Armchair, two towels, two shirts, a t-shirt, two toilet rolls, socks, seven potatoes.

Yep, it's a definite infestation.



Also, I know curiosity famously killed the cat, but I can't help feeling this cat should learn that there can also be dangers in not being curious enough...

Monday, 24 November 2008

Graffiti on the lead roof of Carfax Tower in Oxford.

  • I love London!
  • Jenny loves Sandy loves Grace
  • We are the world champions of the world Italy
  • Sacred Turtles rock
  • Tibet is, was, and will always be part of CHINA
  • Salut les Anglais!
  • I feel I am a God.



Wednesday, 19 November 2008

Rocking chair, leather jacket, oven gloves, swimming trunks, silk tie, kitchen roll, poker chips, cat toy, mugs.

Oh dear, looks like we've got Muppets.



I wish I was an uncle, so I'd have an acceptable excuse for doing this stuff.


Thursday, 6 November 2008

I might go round there about three tomorrow morning, trick or treating.

It's four o'clock on the 6th November. Someone has just let off some fireworks nearby. It's the day after bonfire night. But it's not the Friday or Saturday after bonfire night; it's a Thursday. And it's not yet dark.

I can imagine getting over-excited on the 5th, and letting them off at four o'clock because you can't wait a moment longer. You'd have to be six years old, or a moron, but still, I can imagine it.
I can also imagine being busy on the 5th and yet being so keen on fireworks you postpone your display to the next day; or finding an extra box you forgot about yesterday, or getting some half price on the 6th because the shops are trying to get rid of them.
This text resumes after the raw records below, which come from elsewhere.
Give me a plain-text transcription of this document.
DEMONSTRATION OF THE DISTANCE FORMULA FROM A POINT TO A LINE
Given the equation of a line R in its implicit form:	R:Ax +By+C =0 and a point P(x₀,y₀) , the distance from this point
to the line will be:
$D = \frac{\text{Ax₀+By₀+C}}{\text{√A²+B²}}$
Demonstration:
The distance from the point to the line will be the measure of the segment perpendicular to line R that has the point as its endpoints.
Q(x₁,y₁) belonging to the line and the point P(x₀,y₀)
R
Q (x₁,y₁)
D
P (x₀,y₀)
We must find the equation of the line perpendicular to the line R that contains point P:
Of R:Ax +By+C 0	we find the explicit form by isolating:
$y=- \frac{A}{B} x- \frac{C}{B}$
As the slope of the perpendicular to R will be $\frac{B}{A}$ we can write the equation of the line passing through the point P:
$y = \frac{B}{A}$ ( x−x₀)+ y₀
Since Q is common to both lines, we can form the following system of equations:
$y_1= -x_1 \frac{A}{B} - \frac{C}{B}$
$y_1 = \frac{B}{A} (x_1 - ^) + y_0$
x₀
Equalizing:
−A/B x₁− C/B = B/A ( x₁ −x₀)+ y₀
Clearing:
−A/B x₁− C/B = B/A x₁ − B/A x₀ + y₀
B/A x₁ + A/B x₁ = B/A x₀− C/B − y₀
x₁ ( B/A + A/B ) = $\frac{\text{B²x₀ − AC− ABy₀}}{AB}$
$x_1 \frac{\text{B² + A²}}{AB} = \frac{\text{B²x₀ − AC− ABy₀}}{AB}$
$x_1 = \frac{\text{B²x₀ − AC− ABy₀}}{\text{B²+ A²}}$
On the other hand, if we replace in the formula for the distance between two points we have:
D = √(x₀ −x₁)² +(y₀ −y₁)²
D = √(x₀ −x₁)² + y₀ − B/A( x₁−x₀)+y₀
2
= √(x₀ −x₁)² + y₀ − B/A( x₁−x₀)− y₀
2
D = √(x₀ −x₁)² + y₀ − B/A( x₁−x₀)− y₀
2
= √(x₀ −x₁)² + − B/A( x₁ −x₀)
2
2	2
What I can't imagine is the combination. Postponing your Guy Fawkes night celebration until the day after... and then getting so overtaken by the sheer excitement of the occasion that you let them off in broad daylight. 'Four o'clock is late enough! We can imagine the pretty lights - they're the most boring part of a firework anyway. What's important is that we honour the historic occasion of it being 403 years and one day since a failed political assassination by making the noise 'bang', and that we do it NOW. There's not a moment to lose!'

All of this ire, incidentally, is provoked by the sight of the scardier of my two cats (who was visible for most of yesterday evening only as a cowardly furry arse poking out from behind the cupboard he had decided was the flat's closest approximation to a nuclear bunker), haring back to the house in the manner of a Trafalgar Square reveller on VE day who's just seen a Messerschmidt.